I thought of an analogy for our project that seems to fit fairly well. We're the "relational database for code". Relational databases change the way people think about storage. Before they existed, if you wanted to store some data, you opened a file and put whatever you wanted into it. When you read the data, you have to parse the file format, and you can only read the file sequentially, and so on and so forth. There are tons of different file formats that people use, but everybody does it differently, and if you wanted to be able to use the data in a lot of different ways, you had to think very hard about the different ways and design a file format that allows you to be efficient about it -- leading to greater complexity, bugs, and poor flexibility.

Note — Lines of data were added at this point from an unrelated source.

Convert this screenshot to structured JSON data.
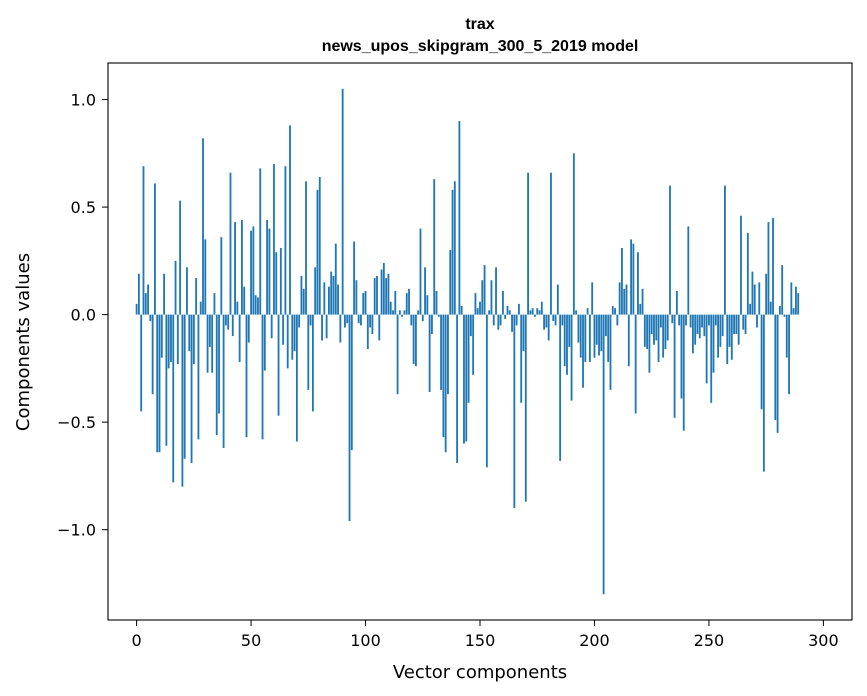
{
  "chart_data": {
    "type": "bar",
    "title_line1": "trax",
    "title_line2": "news_upos_skipgram_300_5_2019 model",
    "xlabel": "Vector components",
    "ylabel": "Components values",
    "xlim": [
      -12.5,
      312.5
    ],
    "ylim": [
      -1.42,
      1.17
    ],
    "xticks": [
      0,
      50,
      100,
      150,
      200,
      250,
      300
    ],
    "xtick_labels": [
      "0",
      "50",
      "100",
      "150",
      "200",
      "250",
      "300"
    ],
    "yticks": [
      -1.0,
      -0.5,
      0.0,
      0.5,
      1.0
    ],
    "ytick_labels": [
      "−1.0",
      "−0.5",
      "0.0",
      "0.5",
      "1.0"
    ],
    "color": "#1f77b4",
    "values": [
      0.05,
      0.19,
      -0.45,
      0.69,
      0.1,
      0.14,
      -0.03,
      -0.37,
      0.61,
      -0.64,
      -0.64,
      -0.2,
      0.19,
      -0.61,
      -0.25,
      -0.22,
      -0.78,
      0.25,
      -0.23,
      0.53,
      -0.8,
      -0.67,
      0.22,
      -0.17,
      -0.69,
      -0.23,
      0.17,
      -0.58,
      0.06,
      0.82,
      0.35,
      -0.27,
      -0.15,
      -0.27,
      0.1,
      -0.56,
      -0.46,
      0.36,
      -0.62,
      -0.05,
      -0.07,
      0.66,
      -0.1,
      0.43,
      0.06,
      -0.22,
      0.44,
      0.13,
      -0.57,
      -0.13,
      0.39,
      0.41,
      0.09,
      0.08,
      0.68,
      -0.58,
      -0.26,
      0.44,
      0.4,
      -0.11,
      0.7,
      0.29,
      -0.47,
      0.31,
      -0.14,
      0.69,
      -0.25,
      0.88,
      -0.21,
      -0.17,
      -0.59,
      -0.06,
      0.18,
      0.12,
      0.62,
      -0.35,
      -0.05,
      -0.45,
      0.22,
      0.58,
      0.64,
      -0.12,
      0.15,
      -0.11,
      0.13,
      0.2,
      0.18,
      0.33,
      0.14,
      -0.13,
      1.05,
      -0.06,
      -0.04,
      -0.96,
      -0.63,
      0.34,
      0.16,
      -0.04,
      -0.05,
      0.1,
      0.11,
      -0.16,
      -0.06,
      -0.09,
      0.17,
      0.18,
      -0.12,
      0.21,
      0.24,
      0.17,
      0.19,
      0.06,
      0.02,
      0.11,
      -0.37,
      0.02,
      -0.01,
      0.02,
      0.1,
      0.12,
      -0.05,
      -0.23,
      -0.24,
      0.02,
      0.4,
      -0.03,
      0.22,
      0.09,
      -0.36,
      -0.09,
      0.63,
      0.11,
      -0.01,
      -0.35,
      -0.57,
      -0.64,
      -0.37,
      0.3,
      0.58,
      0.62,
      -0.69,
      0.9,
      0.04,
      -0.6,
      -0.59,
      -0.41,
      -0.1,
      -0.28,
      0.1,
      0.03,
      0.06,
      0.16,
      0.23,
      -0.71,
      0.02,
      0.16,
      -0.05,
      0.22,
      -0.07,
      -0.05,
      0.11,
      -0.02,
      0.04,
      0.02,
      -0.08,
      -0.9,
      -0.05,
      0.05,
      -0.41,
      -0.17,
      -0.87,
      0.66,
      0.02,
      0.03,
      -0.01,
      0.03,
      0.02,
      0.06,
      -0.07,
      -0.06,
      -0.12,
      0.66,
      -0.03,
      -0.05,
      0.14,
      -0.68,
      -0.05,
      -0.24,
      -0.28,
      -0.15,
      -0.4,
      0.75,
      0.02,
      -0.13,
      -0.2,
      -0.34,
      -0.22,
      0.03,
      -0.22,
      0.15,
      -0.2,
      -0.14,
      -0.19,
      -0.17,
      -1.3,
      -0.1,
      -0.22,
      -0.35,
      0.04,
      0.03,
      -0.05,
      0.15,
      0.31,
      0.12,
      0.14,
      -0.24,
      0.35,
      0.33,
      -0.46,
      0.29,
      0.05,
      0.12,
      -0.15,
      -0.16,
      -0.27,
      -0.09,
      -0.14,
      -0.12,
      -0.22,
      -0.06,
      -0.2,
      -0.16,
      -0.12,
      0.6,
      -0.04,
      -0.48,
      0.11,
      -0.05,
      -0.39,
      -0.54,
      -0.05,
      0.41,
      -0.06,
      -0.18,
      -0.14,
      -0.09,
      -0.11,
      -0.06,
      -0.1,
      -0.32,
      -0.05,
      -0.41,
      -0.27,
      -0.05,
      -0.2,
      -0.15,
      -0.1,
      0.6,
      -0.23,
      -0.15,
      -0.21,
      -0.09,
      -0.09,
      -0.14,
      0.46,
      -0.07,
      -0.09,
      0.38,
      0.05,
      0.2,
      0.14,
      -0.06,
      0.15,
      -0.44,
      -0.73,
      0.19,
      0.43,
      0.06,
      0.45,
      -0.49,
      -0.55,
      0.04,
      0.23,
      -0.01,
      -0.2,
      -0.37,
      0.15,
      0.03,
      0.13,
      0.1
    ]
  }
}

Enter the Relational Database. In order to use a relational database, you have to think a little about the data you intend to store. You have to organize it into relations: what pieces of data are associated with what other pieces of data, etc. You also have to tell the system a few other details about how the data will be used -- indexes, views, etc. But once you do this, it's massively easier to deal with all sorts of data. It's more flexible, because you can write queries that ask the database all sorts of questions that you couldn't have anticipated while you were creating it. Relational databases are also better performing, because the database creators were able to put in a lot of advanced technology to use indexes and perform query optimization and so on that you would rarely have the resources to be able to write yourself. Both this performance and this flexibility are gained from telling the database some critical information about the data that you're storing; you can't generalize the idea of a join between relations without the user telling you what is in a column.

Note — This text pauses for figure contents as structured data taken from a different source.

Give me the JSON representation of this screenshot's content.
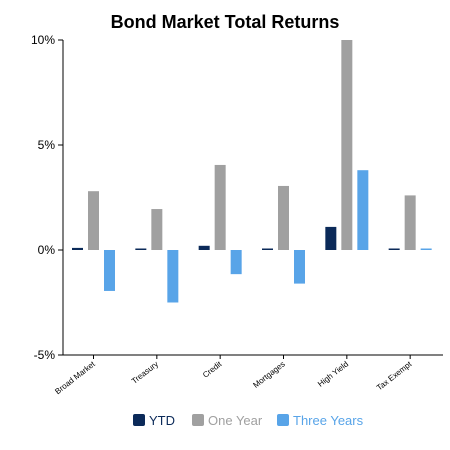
{
  "chart_data": {
    "type": "bar",
    "title": "Bond Market Total Returns",
    "categories": [
      "Broad Market",
      "Treasury",
      "Credit",
      "Mortgages",
      "High Yield",
      "Tax Exempt"
    ],
    "series": [
      {
        "name": "YTD",
        "color": "#0b2a59",
        "values": [
          0.1,
          0.05,
          0.2,
          0.05,
          1.1,
          -0.05
        ]
      },
      {
        "name": "One Year",
        "color": "#a0a0a0",
        "values": [
          2.8,
          1.95,
          4.05,
          3.05,
          10.0,
          2.6
        ]
      },
      {
        "name": "Three Years",
        "color": "#58a4e8",
        "values": [
          -1.95,
          -2.5,
          -1.15,
          -1.6,
          3.8,
          -0.05
        ]
      }
    ],
    "yticks": [
      "10%",
      "5%",
      "0%",
      "-5%"
    ],
    "ytick_values": [
      10,
      5,
      0,
      -5
    ],
    "ylim": [
      -5,
      10
    ],
    "legend_position": "bottom",
    "grid": false
  }
}
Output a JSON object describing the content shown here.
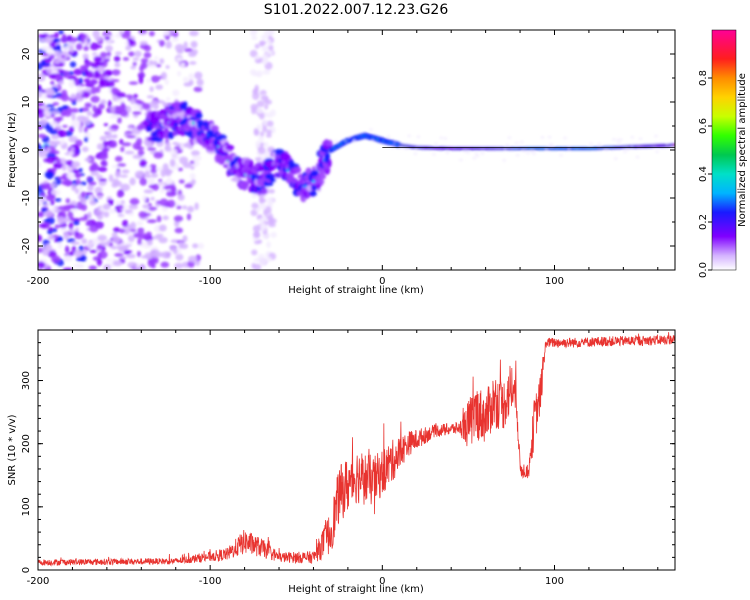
{
  "figure_title": "S101.2022.007.12.23.G26",
  "chart_data": [
    {
      "type": "heatmap",
      "title": "S101.2022.007.12.23.G26",
      "xlabel": "Height of straight line (km)",
      "ylabel": "Frequency (Hz)",
      "xlim": [
        -200,
        170
      ],
      "ylim": [
        -25,
        25
      ],
      "x_ticks": [
        -200,
        -100,
        0,
        100
      ],
      "y_ticks": [
        -20,
        -10,
        0,
        10,
        20
      ],
      "colorbar": {
        "label": "Normalized spectral amplitude",
        "range": [
          0,
          1
        ],
        "ticks": [
          "0.0",
          "0.2",
          "0.4",
          "0.6",
          "0.8"
        ],
        "colormap": "gist_ncar"
      },
      "ridge": {
        "description_points_x": [
          -130,
          -115,
          -100,
          -90,
          -80,
          -70,
          -60,
          -50,
          -45,
          -38,
          -35,
          -30,
          -20,
          -10,
          0,
          10,
          20,
          40,
          60,
          80,
          100,
          120,
          140,
          170
        ],
        "description_points_freq": [
          5,
          7,
          3,
          -2,
          -5,
          -6,
          -2,
          -6,
          -8,
          -6,
          -3,
          0,
          2,
          3,
          2,
          1,
          0.5,
          0.3,
          0.3,
          0.3,
          0.3,
          0.3,
          0.6,
          1
        ]
      }
    },
    {
      "type": "line",
      "xlabel": "Height of straight line (km)",
      "ylabel": "SNR (10 * v/v)",
      "xlim": [
        -200,
        170
      ],
      "ylim": [
        0,
        380
      ],
      "x_ticks": [
        -200,
        -100,
        0,
        100
      ],
      "y_ticks": [
        0,
        100,
        200,
        300
      ],
      "color": "#e8332f",
      "level_x": [
        -200,
        -120,
        -90,
        -80,
        -70,
        -60,
        -40,
        -30,
        -25,
        -15,
        -5,
        5,
        15,
        30,
        45,
        50,
        55,
        60,
        65,
        70,
        75,
        78,
        80,
        85,
        88,
        92,
        95,
        110,
        130,
        150,
        170
      ],
      "level_y": [
        12,
        14,
        25,
        45,
        35,
        20,
        20,
        60,
        120,
        150,
        140,
        170,
        200,
        220,
        225,
        230,
        250,
        240,
        270,
        260,
        290,
        270,
        160,
        155,
        230,
        280,
        360,
        360,
        362,
        363,
        365
      ],
      "noise": [
        5,
        5,
        10,
        20,
        15,
        8,
        10,
        35,
        45,
        45,
        40,
        35,
        20,
        10,
        10,
        40,
        45,
        40,
        45,
        40,
        45,
        30,
        15,
        10,
        40,
        30,
        8,
        8,
        8,
        8,
        8
      ]
    }
  ]
}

We are aiming for a similar paradigm shift for software, especially communicating software: tell the system a little bit about how your functionality is structured -- what operations apply to which pieces of data. Stuff that you probably know anyway, or can figure out. Once you've explained this to the system, the system provides lots of flexibility (through making it easy to send messages, implement new objects, etc.) and performance (through parallelism, optimization, distribution, etc.).